Ilustración de un manuscrito
del siglo XIII en el cual se representa el papel de la mujer como cuidadora en
un hospital.
La
reactivación de la devoción mariana operaría como un catalizador que integraría
al hombre con su dimensión más femenina y humana. Se iniciaba la idea
fundamental de que una restauración en el inconsciente colectivo, de la función
simbólica, fuente vital de la renovación y del equilibrio físico de la
comunidad, pasaba necesariamente por la conciliación y participación de lo
femenino: “la imagen de la mujer objeto se esfuma ante la de la mujer-dueña
actuante, que conduce hacia una más alta conciencia, abre el acceso al Otro
Mundo y lleva a la realización del Sí”[14].
La Madre
lo era porque operaba en sí misma tres conceptos que la afirmaban en plenitud
con su ser mujer: en primer lugar, la vitalidad, la
madre poseía vida, y vida en abundancia. En segundo lugar, la fecundidad, la madre
tenía la capacidad de gestar vida, tanto dentro suyo como en su derredor. Y, en
tercer lugar, la responsabilidad,
la madre cuidaba la vida que le había sido regalada, asegurando la existencia
aún mucho tiempo después de salir de su vientre.

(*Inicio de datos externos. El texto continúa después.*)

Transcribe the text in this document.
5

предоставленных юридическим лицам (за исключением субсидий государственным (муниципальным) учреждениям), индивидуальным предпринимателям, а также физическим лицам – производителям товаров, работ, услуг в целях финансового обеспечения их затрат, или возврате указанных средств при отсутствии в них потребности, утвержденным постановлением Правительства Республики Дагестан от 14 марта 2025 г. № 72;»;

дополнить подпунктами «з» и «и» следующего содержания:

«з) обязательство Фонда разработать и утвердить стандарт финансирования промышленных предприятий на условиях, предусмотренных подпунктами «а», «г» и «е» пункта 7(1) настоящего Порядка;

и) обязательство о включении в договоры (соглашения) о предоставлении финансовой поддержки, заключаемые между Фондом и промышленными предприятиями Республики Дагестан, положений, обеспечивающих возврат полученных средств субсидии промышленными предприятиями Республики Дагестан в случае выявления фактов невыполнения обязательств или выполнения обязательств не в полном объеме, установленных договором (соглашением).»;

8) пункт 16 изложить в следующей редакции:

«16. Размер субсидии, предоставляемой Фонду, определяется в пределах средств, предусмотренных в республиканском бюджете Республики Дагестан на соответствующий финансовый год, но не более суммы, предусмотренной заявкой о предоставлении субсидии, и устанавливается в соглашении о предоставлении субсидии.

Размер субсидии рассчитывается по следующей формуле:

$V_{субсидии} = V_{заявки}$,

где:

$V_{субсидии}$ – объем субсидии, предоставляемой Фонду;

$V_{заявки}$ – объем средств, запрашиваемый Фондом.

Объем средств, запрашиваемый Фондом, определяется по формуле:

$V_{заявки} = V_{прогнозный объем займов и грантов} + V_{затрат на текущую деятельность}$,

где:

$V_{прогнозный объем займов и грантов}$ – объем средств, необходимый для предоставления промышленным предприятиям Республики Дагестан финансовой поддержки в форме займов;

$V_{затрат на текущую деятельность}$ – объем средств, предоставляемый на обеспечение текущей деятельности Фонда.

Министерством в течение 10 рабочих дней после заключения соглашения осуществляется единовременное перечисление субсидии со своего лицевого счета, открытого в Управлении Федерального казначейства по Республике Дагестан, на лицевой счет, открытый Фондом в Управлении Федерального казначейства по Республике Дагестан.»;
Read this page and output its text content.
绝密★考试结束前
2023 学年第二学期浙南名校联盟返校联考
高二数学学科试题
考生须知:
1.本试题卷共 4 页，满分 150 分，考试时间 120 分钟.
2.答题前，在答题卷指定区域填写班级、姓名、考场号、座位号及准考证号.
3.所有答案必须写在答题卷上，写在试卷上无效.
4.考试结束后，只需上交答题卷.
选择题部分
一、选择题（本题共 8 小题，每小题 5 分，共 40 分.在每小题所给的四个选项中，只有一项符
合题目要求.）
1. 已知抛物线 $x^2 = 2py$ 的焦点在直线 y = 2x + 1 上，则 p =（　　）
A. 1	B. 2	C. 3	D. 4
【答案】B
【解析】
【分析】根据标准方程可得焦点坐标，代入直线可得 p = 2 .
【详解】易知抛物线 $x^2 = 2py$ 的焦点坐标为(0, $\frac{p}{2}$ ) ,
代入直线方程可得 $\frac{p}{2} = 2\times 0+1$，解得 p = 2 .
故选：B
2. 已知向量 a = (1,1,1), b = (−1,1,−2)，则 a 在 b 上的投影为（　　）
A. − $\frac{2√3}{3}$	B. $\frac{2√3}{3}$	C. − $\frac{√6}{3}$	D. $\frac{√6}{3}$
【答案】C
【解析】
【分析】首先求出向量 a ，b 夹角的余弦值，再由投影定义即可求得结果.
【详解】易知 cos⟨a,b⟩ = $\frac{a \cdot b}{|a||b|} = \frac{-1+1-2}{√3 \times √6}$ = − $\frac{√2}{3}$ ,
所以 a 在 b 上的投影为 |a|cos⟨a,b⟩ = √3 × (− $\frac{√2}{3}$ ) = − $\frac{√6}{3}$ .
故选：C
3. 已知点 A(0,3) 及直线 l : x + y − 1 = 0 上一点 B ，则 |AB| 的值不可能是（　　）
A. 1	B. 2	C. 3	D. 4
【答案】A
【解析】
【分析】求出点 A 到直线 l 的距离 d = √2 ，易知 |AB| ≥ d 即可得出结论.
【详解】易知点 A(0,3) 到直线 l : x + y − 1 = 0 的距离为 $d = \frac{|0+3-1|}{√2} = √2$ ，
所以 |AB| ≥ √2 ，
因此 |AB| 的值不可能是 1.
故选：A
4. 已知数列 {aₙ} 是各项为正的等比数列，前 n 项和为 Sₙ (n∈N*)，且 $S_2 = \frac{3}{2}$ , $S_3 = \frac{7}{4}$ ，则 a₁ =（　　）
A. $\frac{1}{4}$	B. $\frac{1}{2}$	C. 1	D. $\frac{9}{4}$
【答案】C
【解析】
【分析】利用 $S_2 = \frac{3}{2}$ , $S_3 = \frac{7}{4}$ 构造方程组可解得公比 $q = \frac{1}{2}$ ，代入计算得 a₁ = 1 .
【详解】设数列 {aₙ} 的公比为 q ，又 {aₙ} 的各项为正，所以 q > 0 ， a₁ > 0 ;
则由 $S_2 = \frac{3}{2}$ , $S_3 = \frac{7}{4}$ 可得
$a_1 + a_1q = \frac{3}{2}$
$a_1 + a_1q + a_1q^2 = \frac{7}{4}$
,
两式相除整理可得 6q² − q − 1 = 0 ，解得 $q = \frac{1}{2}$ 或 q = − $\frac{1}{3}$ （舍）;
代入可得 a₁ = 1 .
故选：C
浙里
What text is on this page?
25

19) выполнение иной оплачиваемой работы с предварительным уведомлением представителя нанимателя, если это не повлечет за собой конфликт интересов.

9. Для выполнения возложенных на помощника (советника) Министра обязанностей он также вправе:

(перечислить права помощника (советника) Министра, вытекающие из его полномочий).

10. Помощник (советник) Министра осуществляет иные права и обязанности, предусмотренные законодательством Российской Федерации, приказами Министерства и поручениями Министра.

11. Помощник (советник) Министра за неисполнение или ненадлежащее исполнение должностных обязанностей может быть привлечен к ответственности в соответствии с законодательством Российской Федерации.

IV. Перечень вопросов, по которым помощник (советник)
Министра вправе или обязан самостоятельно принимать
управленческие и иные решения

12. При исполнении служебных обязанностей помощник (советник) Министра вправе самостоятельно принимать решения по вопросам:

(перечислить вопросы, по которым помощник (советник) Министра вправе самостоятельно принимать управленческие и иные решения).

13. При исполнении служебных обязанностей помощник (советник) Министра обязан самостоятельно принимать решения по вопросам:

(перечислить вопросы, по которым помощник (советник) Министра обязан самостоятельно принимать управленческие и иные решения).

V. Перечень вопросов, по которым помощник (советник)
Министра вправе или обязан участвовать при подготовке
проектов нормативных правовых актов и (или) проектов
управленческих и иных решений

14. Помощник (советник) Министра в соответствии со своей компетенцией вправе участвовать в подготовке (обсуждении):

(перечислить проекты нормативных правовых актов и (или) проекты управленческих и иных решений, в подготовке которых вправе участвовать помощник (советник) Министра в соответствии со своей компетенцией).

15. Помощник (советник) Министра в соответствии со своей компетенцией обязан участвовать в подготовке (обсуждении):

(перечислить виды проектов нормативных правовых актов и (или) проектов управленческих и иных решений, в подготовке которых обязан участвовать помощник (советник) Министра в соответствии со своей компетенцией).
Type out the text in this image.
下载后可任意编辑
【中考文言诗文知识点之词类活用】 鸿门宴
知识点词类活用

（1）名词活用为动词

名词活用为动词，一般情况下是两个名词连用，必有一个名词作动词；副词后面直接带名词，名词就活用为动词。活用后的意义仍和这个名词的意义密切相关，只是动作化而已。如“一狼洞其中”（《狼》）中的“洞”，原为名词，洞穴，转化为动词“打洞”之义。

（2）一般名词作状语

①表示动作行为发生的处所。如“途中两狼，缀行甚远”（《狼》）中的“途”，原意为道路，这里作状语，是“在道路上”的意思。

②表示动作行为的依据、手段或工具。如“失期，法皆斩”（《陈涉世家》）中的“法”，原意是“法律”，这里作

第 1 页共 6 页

Todo esto quedaba amarrado
armónicamente por la concepción del auténtico amor, núcleo central de la predicación
cristiana.
Theotokos (la Virgen como
«madre de Dios», entronizada y ella misma trono de Cristo) con ángeles y los
santos Jorge y Teodoro. Icono bizantino a la encáustica, ca. 600. Procedente
del Monasterio de Santa Catalina del Monte Sinaí.
Esta
naciente conciencia del papel decisivo de María en el plan de Salvación –que
iría incrementándose en número y posibilidades en el curso de los años
siguientes– estará acompañada de una toma de conciencia del lugar de la mujer
dentro de la espiritualidad de la época. Por tanto, operaría un cambio
fundamental de carácter doble: en la visión del rol espiritual y maternal que
se tendrá de María y en su causa segunda o expresión sensible que será la mujer.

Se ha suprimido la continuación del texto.